Una vez terminado el proceso de refinamiento, el aceite de coco es llevado a contenedores especiales hasta que es comprado por algún productor de aceite de Monoï. Estos productores procederán a la última maceración, en el que se infunde el aceite con las flores de Tiaré. Una vez conseguido el producto final, se almacena en contenedores adecuadamente sellados y se mantienen alejados de la humedad, luz y calor.

Flor de Tiaré

La flor de Tiaré es la flor nacional de Tahití. Es pequeña, con flores en forma de blanca estrella, llegando a medir casi 1 metro. Sus arbustos los podemos encontrar a lo largo de toda la Polinesia francesa, llegando a florecer durante todo el año. También se la conoce como Tiare Tahití y Tiare Maohi.

Las flores de Tiaré que se utilizan en el aceite de Monoï son escogidas en una etapa concreta de su crecimiento, sobretodo cuando todavía no se han abierto. Estas flores son llevadas a las plantas de fabricación y se les extraen los pistilos. Se suele dejar reposar cada pétalo de esta flor, como mínimo  durante unos 15 días en aceite de coco.  De acuerdo con las normas de maceración específicas establecidas por el decreto de Denominación de Origen que cada fabricante debe seguir escrupulosamente, deben utilizarse un mínimo de 15 flores de Tiaré en cada litro de aceite de coco refinado.

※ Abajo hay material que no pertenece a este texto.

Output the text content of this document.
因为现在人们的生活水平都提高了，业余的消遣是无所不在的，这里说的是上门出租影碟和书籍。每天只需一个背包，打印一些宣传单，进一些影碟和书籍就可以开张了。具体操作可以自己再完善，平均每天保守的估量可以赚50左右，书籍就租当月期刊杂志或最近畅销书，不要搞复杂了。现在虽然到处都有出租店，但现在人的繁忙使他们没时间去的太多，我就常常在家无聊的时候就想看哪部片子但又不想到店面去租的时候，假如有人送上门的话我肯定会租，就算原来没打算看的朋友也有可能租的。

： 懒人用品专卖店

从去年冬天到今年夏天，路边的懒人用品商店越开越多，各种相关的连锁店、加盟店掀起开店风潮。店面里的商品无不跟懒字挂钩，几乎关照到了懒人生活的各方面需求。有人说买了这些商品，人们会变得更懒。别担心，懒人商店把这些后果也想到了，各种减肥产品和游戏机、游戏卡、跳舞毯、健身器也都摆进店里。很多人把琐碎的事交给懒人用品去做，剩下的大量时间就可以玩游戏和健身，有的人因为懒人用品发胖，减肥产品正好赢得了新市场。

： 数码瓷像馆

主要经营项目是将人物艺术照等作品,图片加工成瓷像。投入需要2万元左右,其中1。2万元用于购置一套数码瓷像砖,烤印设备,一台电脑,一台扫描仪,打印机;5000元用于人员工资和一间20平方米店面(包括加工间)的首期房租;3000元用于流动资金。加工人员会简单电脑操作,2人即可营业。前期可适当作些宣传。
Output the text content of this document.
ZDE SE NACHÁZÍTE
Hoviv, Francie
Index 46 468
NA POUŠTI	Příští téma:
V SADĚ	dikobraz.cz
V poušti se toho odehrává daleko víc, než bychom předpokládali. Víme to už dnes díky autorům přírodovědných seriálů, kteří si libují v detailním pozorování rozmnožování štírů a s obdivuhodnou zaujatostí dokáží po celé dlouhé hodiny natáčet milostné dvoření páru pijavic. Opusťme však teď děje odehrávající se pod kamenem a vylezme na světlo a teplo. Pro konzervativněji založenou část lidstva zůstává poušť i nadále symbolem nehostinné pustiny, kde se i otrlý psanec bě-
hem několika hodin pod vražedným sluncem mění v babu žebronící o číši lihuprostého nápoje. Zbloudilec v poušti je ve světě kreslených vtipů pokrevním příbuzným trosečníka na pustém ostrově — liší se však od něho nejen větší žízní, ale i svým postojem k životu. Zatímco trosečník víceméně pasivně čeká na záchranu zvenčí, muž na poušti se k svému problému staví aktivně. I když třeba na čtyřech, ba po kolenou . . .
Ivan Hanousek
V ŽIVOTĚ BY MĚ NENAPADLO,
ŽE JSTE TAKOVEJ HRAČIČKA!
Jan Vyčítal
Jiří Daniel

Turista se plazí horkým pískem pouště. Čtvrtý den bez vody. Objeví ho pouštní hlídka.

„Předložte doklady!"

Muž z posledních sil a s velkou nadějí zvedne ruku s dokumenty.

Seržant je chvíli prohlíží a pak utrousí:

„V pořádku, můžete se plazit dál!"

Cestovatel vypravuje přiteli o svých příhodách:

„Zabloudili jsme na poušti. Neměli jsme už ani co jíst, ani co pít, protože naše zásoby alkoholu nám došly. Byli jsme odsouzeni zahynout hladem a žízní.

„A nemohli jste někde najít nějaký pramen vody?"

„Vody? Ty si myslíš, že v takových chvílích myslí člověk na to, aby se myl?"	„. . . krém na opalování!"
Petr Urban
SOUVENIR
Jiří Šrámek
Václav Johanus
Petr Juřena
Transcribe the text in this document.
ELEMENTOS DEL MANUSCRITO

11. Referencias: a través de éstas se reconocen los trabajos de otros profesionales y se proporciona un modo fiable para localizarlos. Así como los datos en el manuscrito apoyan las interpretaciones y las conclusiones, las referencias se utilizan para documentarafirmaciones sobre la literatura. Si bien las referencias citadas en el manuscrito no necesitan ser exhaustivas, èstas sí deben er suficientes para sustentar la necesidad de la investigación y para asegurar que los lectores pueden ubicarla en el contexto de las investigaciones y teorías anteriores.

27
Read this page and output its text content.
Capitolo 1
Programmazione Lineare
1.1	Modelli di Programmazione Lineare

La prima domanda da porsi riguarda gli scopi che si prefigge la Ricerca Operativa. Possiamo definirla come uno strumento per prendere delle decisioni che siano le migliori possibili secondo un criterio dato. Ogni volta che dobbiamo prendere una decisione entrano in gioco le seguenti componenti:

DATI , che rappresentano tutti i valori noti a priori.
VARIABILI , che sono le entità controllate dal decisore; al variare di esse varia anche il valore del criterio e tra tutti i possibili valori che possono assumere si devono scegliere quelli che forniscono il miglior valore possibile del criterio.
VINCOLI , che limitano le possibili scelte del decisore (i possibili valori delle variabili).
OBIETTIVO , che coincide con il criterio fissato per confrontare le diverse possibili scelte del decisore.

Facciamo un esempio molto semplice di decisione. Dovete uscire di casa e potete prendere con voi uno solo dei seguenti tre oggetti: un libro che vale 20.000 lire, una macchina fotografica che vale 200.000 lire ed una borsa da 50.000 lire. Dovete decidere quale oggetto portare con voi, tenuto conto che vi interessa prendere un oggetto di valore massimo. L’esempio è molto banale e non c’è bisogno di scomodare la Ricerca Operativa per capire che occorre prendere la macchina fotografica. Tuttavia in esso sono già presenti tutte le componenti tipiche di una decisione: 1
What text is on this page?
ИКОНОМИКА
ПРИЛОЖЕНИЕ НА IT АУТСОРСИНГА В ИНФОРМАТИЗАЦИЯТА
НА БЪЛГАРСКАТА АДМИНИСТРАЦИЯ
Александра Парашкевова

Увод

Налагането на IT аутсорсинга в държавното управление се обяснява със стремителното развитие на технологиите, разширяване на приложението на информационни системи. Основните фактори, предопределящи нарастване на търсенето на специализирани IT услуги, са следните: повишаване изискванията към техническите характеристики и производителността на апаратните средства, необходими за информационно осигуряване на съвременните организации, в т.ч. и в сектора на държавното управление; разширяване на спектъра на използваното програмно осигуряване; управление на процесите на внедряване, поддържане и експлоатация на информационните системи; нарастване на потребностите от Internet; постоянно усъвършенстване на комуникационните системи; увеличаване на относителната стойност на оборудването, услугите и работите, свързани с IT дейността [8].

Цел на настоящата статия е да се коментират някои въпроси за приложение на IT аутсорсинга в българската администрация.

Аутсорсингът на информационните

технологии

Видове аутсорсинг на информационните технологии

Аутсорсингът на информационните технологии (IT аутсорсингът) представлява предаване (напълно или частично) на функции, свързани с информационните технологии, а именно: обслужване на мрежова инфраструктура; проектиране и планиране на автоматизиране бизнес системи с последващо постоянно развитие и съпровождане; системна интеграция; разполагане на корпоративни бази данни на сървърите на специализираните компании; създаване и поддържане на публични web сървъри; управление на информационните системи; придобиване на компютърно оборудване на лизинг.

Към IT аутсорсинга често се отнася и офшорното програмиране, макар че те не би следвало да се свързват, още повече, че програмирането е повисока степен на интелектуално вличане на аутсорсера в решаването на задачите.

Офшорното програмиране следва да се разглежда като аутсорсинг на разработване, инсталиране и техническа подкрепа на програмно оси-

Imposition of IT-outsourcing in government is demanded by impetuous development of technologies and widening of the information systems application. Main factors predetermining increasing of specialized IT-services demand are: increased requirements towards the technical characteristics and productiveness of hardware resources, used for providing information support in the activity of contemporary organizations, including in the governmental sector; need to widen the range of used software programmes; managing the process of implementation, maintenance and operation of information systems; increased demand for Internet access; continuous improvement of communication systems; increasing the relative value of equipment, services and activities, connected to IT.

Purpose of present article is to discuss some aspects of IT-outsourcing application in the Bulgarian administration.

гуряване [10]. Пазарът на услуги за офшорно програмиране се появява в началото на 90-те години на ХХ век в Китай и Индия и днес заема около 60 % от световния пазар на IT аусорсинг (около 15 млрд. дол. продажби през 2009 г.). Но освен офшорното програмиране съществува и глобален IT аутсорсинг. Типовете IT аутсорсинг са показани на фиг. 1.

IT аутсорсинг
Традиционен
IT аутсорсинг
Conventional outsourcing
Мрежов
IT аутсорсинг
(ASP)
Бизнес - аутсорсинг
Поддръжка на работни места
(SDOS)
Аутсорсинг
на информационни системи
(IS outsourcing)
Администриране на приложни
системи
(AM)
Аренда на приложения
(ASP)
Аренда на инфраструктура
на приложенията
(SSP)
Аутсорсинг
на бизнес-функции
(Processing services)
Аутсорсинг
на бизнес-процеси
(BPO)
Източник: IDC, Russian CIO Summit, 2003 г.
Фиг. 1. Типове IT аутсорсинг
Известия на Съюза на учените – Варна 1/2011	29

A parte de su uso en el aceite de Monoï, estas flores forman parte arraigada del estilo de vida de la Polinesia. En la medicina tradicional, por ejemplo, se usa la flor de Tiaré en una importante variedad de brebajes para aliviar enfermedades típicas como el resfriado, dolores de cabeza y quemaduras solares. También acostumbran a colocar unas cuantas flores en un plato lleno de agua para así dar un aroma muy agradable a sus casas. Los collares típicos que se ofrecen a los turistas a modo de bienvenida se crean también con estas flores y las mujeres polinesias los llevan habitualmente detrás de la oreja.